Ahead of the 2024 UK General Election, Roker Report published a feature looking back at some of the connections between Sunderland AFC and various politicians over the years.

The piece referenced Black Cats supporter Jonathan Reynolds MP, who is now Secretary of State for Business and Trade and announced his appointment to the cabinet in July with a message on X that proudly included an image of his mug, the slogan on which read 'Made in Sunderland, sold to the world'.

It's always nice to see the area and the club receive such positive national and international exposure, and the links don't end there.

Towards the end of last season, then-opposition leader Sir Keir Starmer was pictured taking in the Lads' game at Norwich City.

He attended Carrow Road with former MP and Canaries chairman Ed Balls, although his decision to go has since been queried- not so much because it led to the somewhat incongruous combination of a Championship fixture having to be declared alongside Taylor Swift tickets, but because of wider concerns about 'freebies' being given to those in public office.

Julie Elliott, who'd served as a shadow cabinet member under former Sunderland director David Miliband's brother Ed, stood down as the MP for Sunderland Central ahead of the last election and has since been replaced by Lads fan Lewis Atkinson.

Whilst serving, she based herself at Norfolk Street for a period. Not only was this the birthplace of the club itself, but her office had previously been the home of Charles W.Alcock, who was an influential football administrator in the early days of the sport and also created the FA Cup.

Brian Clough enjoys himself away from football...

The world's most famous competition was notable within the management career of Brian Clough for being the one major honour he failed to win, with the closest he came being when he took Nottingham Forest to the final in 1991.

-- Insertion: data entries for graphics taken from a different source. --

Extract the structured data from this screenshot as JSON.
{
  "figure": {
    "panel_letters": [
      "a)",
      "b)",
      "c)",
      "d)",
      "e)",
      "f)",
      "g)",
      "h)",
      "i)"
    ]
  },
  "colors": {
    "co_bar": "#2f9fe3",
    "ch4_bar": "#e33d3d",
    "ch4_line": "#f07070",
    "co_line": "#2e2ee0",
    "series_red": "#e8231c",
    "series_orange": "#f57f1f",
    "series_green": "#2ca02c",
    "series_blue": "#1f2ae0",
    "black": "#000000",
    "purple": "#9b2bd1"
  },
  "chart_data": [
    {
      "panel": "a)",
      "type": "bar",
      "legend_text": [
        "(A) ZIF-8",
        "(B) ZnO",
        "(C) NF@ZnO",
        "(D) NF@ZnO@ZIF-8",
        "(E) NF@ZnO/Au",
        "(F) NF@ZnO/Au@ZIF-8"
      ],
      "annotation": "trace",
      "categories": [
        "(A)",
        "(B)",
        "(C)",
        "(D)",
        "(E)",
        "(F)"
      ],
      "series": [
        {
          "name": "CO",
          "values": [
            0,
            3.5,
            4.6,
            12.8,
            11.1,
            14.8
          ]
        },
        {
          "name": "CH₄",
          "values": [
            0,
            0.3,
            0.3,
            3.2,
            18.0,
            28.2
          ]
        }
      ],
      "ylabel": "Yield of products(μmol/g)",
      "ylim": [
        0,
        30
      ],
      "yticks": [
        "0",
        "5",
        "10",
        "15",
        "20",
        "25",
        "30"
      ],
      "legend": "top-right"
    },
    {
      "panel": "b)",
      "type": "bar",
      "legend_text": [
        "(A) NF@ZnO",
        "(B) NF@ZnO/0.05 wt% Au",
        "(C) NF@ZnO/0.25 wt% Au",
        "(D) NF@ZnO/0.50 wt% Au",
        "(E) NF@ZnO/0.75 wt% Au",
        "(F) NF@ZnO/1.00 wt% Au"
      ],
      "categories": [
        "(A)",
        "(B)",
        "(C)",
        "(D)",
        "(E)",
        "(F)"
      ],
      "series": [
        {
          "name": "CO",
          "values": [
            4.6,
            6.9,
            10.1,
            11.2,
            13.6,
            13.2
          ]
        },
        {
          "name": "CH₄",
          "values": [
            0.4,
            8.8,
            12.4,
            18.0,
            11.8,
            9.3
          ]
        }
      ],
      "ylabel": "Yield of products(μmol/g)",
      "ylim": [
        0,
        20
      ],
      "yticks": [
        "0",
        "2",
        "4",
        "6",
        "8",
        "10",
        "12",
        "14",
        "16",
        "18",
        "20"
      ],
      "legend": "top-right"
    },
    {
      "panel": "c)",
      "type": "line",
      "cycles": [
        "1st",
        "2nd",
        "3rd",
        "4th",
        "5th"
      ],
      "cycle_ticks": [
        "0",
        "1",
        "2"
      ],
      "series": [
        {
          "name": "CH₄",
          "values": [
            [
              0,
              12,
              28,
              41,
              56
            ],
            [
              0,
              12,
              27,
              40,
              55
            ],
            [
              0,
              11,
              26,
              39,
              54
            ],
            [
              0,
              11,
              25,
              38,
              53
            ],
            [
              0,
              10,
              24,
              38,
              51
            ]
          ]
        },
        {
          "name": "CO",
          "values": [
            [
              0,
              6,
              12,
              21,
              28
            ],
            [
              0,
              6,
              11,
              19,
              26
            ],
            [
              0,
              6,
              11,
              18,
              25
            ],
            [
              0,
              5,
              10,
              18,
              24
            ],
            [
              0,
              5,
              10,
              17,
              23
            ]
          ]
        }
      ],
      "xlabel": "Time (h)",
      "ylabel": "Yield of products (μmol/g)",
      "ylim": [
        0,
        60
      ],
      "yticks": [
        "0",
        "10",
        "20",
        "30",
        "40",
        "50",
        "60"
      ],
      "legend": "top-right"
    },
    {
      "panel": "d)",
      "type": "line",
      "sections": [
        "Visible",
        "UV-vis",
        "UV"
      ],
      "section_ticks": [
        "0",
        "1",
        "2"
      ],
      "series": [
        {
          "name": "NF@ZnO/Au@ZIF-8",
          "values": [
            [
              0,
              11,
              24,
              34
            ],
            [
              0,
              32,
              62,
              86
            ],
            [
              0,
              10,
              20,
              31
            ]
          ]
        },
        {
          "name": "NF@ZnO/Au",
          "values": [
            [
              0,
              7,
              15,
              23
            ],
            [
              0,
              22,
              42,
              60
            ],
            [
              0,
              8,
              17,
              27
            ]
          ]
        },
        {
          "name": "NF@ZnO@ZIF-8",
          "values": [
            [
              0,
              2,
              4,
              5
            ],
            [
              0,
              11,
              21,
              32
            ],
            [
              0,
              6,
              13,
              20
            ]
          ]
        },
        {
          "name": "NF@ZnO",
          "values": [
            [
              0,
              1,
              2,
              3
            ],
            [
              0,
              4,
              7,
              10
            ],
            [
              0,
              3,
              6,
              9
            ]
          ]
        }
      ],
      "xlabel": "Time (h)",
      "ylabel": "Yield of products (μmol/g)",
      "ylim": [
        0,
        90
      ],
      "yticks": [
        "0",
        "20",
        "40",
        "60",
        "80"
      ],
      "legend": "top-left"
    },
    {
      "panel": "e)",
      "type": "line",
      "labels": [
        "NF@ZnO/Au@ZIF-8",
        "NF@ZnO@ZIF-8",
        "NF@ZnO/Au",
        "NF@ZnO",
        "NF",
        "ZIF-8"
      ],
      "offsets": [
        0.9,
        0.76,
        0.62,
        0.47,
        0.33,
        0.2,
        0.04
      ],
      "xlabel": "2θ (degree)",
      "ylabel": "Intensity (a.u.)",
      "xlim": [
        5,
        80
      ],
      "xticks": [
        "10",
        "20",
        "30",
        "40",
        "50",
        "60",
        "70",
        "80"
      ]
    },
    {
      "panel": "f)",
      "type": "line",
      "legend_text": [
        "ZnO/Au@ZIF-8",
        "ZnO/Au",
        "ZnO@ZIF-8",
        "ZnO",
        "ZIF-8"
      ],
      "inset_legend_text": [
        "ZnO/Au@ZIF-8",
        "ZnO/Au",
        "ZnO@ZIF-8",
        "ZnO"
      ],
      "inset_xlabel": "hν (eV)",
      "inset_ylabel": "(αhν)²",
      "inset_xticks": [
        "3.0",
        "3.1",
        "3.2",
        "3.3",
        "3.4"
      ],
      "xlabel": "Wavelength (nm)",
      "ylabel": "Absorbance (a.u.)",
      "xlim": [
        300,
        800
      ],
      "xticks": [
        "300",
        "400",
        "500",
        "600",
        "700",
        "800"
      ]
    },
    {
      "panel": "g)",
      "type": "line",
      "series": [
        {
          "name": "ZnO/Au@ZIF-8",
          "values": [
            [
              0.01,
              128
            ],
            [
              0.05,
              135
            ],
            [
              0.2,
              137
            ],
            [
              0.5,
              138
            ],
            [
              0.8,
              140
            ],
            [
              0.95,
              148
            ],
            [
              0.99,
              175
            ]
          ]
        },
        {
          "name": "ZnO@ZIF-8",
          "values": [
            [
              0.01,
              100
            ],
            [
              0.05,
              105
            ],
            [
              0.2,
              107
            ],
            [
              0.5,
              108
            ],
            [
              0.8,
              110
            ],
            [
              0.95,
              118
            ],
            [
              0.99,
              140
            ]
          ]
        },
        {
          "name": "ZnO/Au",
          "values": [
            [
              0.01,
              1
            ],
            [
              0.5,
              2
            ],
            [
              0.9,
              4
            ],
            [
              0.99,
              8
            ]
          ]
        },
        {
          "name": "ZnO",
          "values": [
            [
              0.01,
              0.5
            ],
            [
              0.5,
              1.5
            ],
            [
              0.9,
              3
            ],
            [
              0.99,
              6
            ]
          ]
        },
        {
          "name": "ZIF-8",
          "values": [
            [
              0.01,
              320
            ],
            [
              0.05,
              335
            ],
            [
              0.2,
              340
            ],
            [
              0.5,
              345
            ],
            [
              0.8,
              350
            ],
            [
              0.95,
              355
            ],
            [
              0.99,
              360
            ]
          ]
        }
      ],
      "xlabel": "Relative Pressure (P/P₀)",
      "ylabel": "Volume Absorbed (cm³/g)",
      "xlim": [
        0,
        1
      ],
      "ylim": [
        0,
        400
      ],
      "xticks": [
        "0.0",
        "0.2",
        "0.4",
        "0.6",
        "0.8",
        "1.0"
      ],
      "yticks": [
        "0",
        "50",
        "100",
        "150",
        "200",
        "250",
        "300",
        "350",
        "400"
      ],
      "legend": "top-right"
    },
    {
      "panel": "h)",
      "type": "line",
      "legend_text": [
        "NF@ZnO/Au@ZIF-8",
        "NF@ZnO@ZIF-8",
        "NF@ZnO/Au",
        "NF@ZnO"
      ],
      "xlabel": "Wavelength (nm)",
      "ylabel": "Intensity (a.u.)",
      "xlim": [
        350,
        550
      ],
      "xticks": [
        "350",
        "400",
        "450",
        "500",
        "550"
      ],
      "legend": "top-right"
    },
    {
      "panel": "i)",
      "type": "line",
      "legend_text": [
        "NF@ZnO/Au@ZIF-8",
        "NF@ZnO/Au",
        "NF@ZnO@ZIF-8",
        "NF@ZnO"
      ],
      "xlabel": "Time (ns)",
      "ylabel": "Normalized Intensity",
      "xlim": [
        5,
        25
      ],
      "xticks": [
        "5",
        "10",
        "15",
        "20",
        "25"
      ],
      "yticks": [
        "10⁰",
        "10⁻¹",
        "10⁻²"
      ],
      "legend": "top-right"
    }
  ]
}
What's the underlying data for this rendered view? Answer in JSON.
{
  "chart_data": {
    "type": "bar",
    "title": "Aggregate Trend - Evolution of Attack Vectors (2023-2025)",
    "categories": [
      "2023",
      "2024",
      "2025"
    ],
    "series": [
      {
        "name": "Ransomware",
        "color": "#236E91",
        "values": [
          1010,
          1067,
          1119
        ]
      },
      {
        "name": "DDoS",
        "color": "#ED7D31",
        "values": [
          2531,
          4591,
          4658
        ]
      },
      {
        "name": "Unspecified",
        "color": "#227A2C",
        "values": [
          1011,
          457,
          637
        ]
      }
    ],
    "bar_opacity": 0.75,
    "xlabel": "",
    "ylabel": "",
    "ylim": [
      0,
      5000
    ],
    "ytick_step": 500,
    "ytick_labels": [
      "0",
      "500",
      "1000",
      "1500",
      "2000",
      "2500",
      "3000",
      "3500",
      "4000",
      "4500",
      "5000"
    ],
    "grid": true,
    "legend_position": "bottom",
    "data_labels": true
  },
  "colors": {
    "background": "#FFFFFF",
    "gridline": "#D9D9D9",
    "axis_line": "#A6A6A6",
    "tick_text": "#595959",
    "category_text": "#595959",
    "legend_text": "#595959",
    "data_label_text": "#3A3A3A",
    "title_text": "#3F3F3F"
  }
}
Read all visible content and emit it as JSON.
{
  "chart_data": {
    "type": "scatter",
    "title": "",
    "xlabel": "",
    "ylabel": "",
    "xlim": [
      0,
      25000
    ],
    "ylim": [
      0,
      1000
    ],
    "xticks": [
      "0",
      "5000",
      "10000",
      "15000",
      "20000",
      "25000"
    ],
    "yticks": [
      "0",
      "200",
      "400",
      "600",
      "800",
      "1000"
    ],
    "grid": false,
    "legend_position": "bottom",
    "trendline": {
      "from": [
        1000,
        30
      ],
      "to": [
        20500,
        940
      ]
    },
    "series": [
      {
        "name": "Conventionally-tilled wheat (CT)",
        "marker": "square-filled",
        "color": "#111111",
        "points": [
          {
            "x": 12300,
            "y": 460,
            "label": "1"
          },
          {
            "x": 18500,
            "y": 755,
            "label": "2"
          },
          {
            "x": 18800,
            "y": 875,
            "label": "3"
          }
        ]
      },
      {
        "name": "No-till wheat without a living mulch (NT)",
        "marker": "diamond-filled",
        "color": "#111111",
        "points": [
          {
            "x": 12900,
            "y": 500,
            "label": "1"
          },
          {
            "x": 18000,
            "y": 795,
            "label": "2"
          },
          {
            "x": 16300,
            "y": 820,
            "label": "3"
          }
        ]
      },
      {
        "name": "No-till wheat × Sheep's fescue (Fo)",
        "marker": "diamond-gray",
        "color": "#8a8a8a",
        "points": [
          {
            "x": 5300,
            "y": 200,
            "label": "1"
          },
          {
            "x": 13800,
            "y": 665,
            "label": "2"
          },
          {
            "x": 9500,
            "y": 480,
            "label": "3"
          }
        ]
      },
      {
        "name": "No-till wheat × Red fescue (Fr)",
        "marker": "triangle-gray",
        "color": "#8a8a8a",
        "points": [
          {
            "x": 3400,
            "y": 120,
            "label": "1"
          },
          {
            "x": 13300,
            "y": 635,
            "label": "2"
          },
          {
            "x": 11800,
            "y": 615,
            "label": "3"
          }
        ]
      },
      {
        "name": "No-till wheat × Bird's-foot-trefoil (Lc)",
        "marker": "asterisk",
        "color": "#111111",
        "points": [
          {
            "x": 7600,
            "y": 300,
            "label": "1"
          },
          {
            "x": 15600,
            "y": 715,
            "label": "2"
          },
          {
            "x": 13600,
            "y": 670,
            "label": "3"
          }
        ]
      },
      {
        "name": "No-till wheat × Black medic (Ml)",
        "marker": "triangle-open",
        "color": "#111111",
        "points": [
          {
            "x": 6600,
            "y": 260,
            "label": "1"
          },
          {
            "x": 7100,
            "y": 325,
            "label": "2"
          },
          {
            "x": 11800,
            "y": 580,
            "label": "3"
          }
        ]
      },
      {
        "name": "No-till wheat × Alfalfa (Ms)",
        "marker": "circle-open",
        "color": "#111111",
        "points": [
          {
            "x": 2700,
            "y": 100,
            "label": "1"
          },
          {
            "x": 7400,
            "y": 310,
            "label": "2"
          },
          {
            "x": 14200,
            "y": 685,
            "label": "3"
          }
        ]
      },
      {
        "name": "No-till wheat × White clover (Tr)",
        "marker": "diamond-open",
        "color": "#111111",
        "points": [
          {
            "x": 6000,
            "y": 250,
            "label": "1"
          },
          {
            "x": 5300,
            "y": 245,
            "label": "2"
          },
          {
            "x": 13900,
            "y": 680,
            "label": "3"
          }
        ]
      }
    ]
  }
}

Clough's playing career had come to a sad end in September 1964 but the terrace hero was to remain a hugely popular figure on Wearside and during the following month, he was lending his voice to a local Labour candidate.

That is where we link politics to today's 'On This Day', as it was on 6 October that he appeared at a rally at the Technical College's Wearmouth Hall ahead of the upcoming General Election.

The venue had recently been opened by the Duke of Edinburgh and later became part of the University of Sunderland's central campus before being demolished and replaced by the CitySpace building that currently stands there.

Clough was part of Gordon Bagier's election team for Sunderland South and he shared the stage with Bagier plus long-running Sunderland and then-Sunderland North representative Fred Willey MP, as well as Deputy Leader George Brown, MP for Belper and soon to be First Secretary of State.

Brown spoke passionately on behalf of the two candidates and having proposed a vote of thanks for this support, Clough later admitted that his own public speaking 'was far more unnerving than Roker Park'.

Nevertheless, his renowned wit and sharp mind still came to the fore and he was applauded warmly after being forced to respond to a heckler among an audience of several hundred people.

Bagier's association with Clough proved fruitful, and come polling day on October 15, he overcame the previous Conservative incumbent Paul Williams by a margin of 1,566 votes and subsequently increased his share of the vote in the coming years.

Bagier remained in situ until his retirement in 1987, outstaying Willey, who in 1964 enjoyed a 3.4% increase on his performance in 1959, and by the time he stepped down in 1983, he'd represented the town for thirty eight years.

The outgoing Williams, meanwhile, remains the last Tory to be returned by any Sunderland constituency, including the various forms of Houghton and Washington that also incorporated Hetton-le-Hole once they all became part of the metropolitan borough in 1974.

Like Bagier, Clough also remained politically active.

Photo by NCJ Archive/NCJ Archive/Mirrorpix via Getty Images

He regularly donated money to trade unions, appeared at marches and on picket lines, and during the 1970s he was involved in the creation of the Anti-Nazi League.

Although an undoubted giant of the game and an eternal Sunderland hero, there was clearly so much more to him than just football.